You may need to modify or eliminate some of the more than one hundred postures, for safety reasons. Although no formal contraindications exist for yoga, I believe that you should avoid some postures or at least approach them with caution. I put these postures into two broad classes: those that put unusual stresses on a joint and those that may put stress on a system, such as the cardiovascular system. Some postures may do both. The chapter on flexibility includes an illustration of a posture that could potentially do both. The plough position requires you to lie on the ground and bring your feet over your head, with your legs straight, until your feet touch the ground behind your head. If you have arthritis in your neck, this pose could injure those joints. If you have cardiovascular disease, such as high blood pressure or atherosclerosis (narrowing of the arteries), this position might also stress your system; you may want to limit inverted poses because of the potential effect on blood flow.

Clothing for yoga should be comfortable and nonrestricting.

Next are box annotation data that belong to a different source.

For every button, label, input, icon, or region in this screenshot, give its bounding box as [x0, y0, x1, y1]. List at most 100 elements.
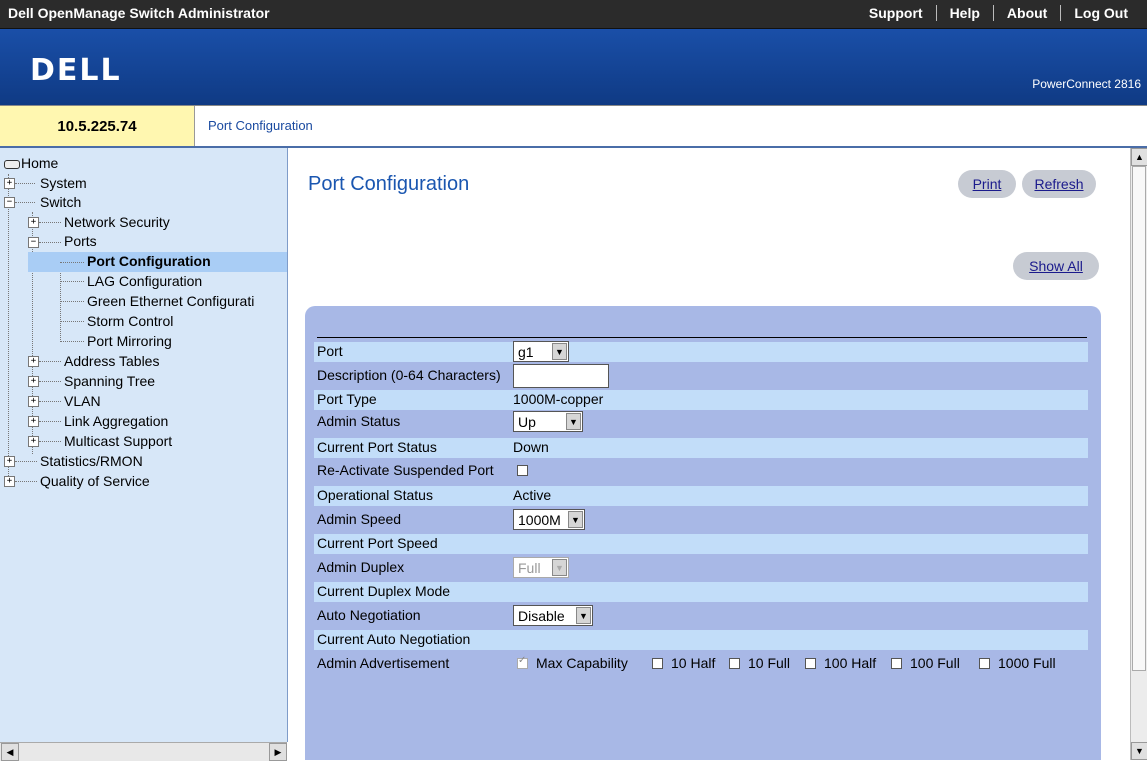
scroll-right-icon[interactable]: ▶ [269, 743, 287, 761]
sidebar-item-system[interactable]: System [40, 174, 87, 192]
sidebar-item-label: Home [21, 155, 59, 171]
tree-connector [39, 381, 61, 382]
admin-speed-select[interactable]: 1000M ▼ [513, 509, 585, 530]
sidebar-horizontal-scrollbar[interactable]: ◀ ▶ [0, 742, 287, 761]
expand-icon[interactable]: + [4, 476, 15, 487]
collapse-icon[interactable]: − [4, 197, 15, 208]
port-select[interactable]: g1 ▼ [513, 341, 569, 362]
scroll-thumb[interactable] [1132, 166, 1146, 671]
expand-icon[interactable]: + [28, 356, 39, 367]
tree-connector [60, 321, 84, 322]
expand-icon[interactable]: + [28, 416, 39, 427]
sidebar-item-home[interactable]: Home [4, 154, 58, 172]
current-duplex-mode-label: Current Duplex Mode [317, 583, 451, 599]
tree-connector [39, 441, 61, 442]
10-full-label: 10 Full [748, 655, 791, 671]
tree-connector [39, 222, 61, 223]
about-link[interactable]: About [994, 5, 1060, 21]
current-auto-negotiation-label: Current Auto Negotiation [317, 631, 471, 647]
support-link[interactable]: Support [856, 5, 936, 21]
sidebar-item-switch[interactable]: Switch [40, 193, 81, 211]
reactivate-checkbox[interactable] [517, 465, 528, 476]
port-select-value: g1 [518, 343, 534, 360]
help-link[interactable]: Help [937, 5, 993, 21]
show-all-button[interactable]: Show All [1013, 252, 1099, 280]
port-config-panel: Port g1 ▼ Description (0-64 Characters) … [305, 306, 1101, 760]
logo-text: DELL [30, 53, 122, 88]
expand-icon[interactable]: + [28, 436, 39, 447]
tree-connector [60, 281, 84, 282]
main-vertical-scrollbar[interactable]: ▲ ▼ [1130, 148, 1147, 760]
row-admin-status: Admin Status Up ▼ [314, 411, 1088, 432]
sidebar-item-vlan[interactable]: VLAN [64, 392, 101, 410]
10-half-label: 10 Half [671, 655, 716, 671]
description-label: Description (0-64 Characters) [317, 367, 501, 383]
10-half-checkbox[interactable] [652, 658, 663, 669]
1000-full-checkbox[interactable] [979, 658, 990, 669]
row-reactivate: Re-Activate Suspended Port [314, 461, 1088, 481]
sidebar-item-address-tables[interactable]: Address Tables [64, 352, 159, 370]
100-full-checkbox[interactable] [891, 658, 902, 669]
collapse-icon[interactable]: − [28, 237, 39, 248]
row-current-port-speed: Current Port Speed [314, 534, 1088, 554]
tree-line [8, 174, 9, 482]
sidebar-item-statistics-rmon[interactable]: Statistics/RMON [40, 452, 143, 470]
chevron-down-icon: ▼ [576, 607, 591, 624]
row-current-duplex-mode: Current Duplex Mode [314, 582, 1088, 602]
100-half-checkbox[interactable] [805, 658, 816, 669]
app-title: Dell OpenManage Switch Administrator [8, 5, 270, 21]
sidebar-item-spanning-tree[interactable]: Spanning Tree [64, 372, 155, 390]
header-banner: DELL PowerConnect 2816 [0, 29, 1147, 105]
admin-duplex-label: Admin Duplex [317, 559, 405, 575]
sidebar-tree: Home + System − Switch + Network Securit… [0, 148, 288, 742]
sidebar-item-lag-configuration[interactable]: LAG Configuration [87, 272, 202, 290]
10-full-checkbox[interactable] [729, 658, 740, 669]
auto-negotiation-label: Auto Negotiation [317, 607, 421, 623]
port-label: Port [317, 343, 343, 359]
refresh-button[interactable]: Refresh [1022, 170, 1096, 198]
row-admin-duplex: Admin Duplex Full ▼ [314, 557, 1088, 578]
admin-speed-value: 1000M [518, 511, 561, 528]
admin-status-select[interactable]: Up ▼ [513, 411, 583, 432]
home-icon [4, 159, 20, 169]
expand-icon[interactable]: + [4, 456, 15, 467]
expand-icon[interactable]: + [4, 178, 15, 189]
scroll-left-icon[interactable]: ◀ [1, 743, 19, 761]
tree-connector [15, 481, 37, 482]
scroll-up-icon[interactable]: ▲ [1131, 148, 1147, 166]
sidebar-item-network-security[interactable]: Network Security [64, 213, 170, 231]
tree-connector [15, 183, 35, 184]
tree-connector [15, 202, 35, 203]
sidebar-item-quality-of-service[interactable]: Quality of Service [40, 472, 150, 490]
sidebar-item-port-mirroring[interactable]: Port Mirroring [87, 332, 172, 350]
sidebar-item-green-ethernet[interactable]: Green Ethernet Configurati [87, 292, 254, 310]
breadcrumb[interactable]: Port Configuration [208, 118, 313, 133]
sidebar-item-multicast-support[interactable]: Multicast Support [64, 432, 172, 450]
product-model: PowerConnect 2816 [1032, 77, 1141, 91]
auto-negotiation-select[interactable]: Disable ▼ [513, 605, 593, 626]
logout-link[interactable]: Log Out [1061, 5, 1141, 21]
admin-duplex-value: Full [518, 559, 541, 576]
current-port-status-label: Current Port Status [317, 439, 437, 455]
expand-icon[interactable]: + [28, 217, 39, 228]
sidebar-item-link-aggregation[interactable]: Link Aggregation [64, 412, 168, 430]
expand-icon[interactable]: + [28, 396, 39, 407]
expand-icon[interactable]: + [28, 376, 39, 387]
scroll-down-icon[interactable]: ▼ [1131, 742, 1147, 760]
current-port-status-value: Down [513, 439, 549, 455]
description-input[interactable] [513, 364, 609, 388]
sidebar-item-storm-control[interactable]: Storm Control [87, 312, 173, 330]
print-button[interactable]: Print [958, 170, 1016, 198]
ip-bar: 10.5.225.74 Port Configuration [0, 105, 1147, 148]
100-full-label: 100 Full [910, 655, 960, 671]
sidebar-item-port-configuration[interactable]: Port Configuration [87, 252, 211, 270]
port-type-value: 1000M-copper [513, 391, 604, 407]
sidebar-item-ports[interactable]: Ports [64, 232, 97, 250]
device-ip: 10.5.225.74 [0, 106, 195, 146]
max-capability-checkbox[interactable] [517, 655, 528, 669]
tree-connector [39, 361, 61, 362]
row-current-port-status: Current Port Status Down [314, 438, 1088, 458]
top-bar: Dell OpenManage Switch Administrator Sup… [0, 0, 1147, 29]
admin-duplex-select[interactable]: Full ▼ [513, 557, 569, 578]
main-content: Port Configuration Print Refresh Show Al… [288, 148, 1130, 760]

It can be loose and somewhat baggy, such as shorts and a T-shirt or stretchy exercise wear. Whatever you wear, you need to be able to move freely without getting caught in excess folds. One yoga teacher I talked to likes to have everyone barefoot. Being barefoot may not be comfortable if you have arthritis in your feet; a lightweight athletic shoe may be more appropriate. Your shoe should have a nonskid sole and give you adequate support and comfort.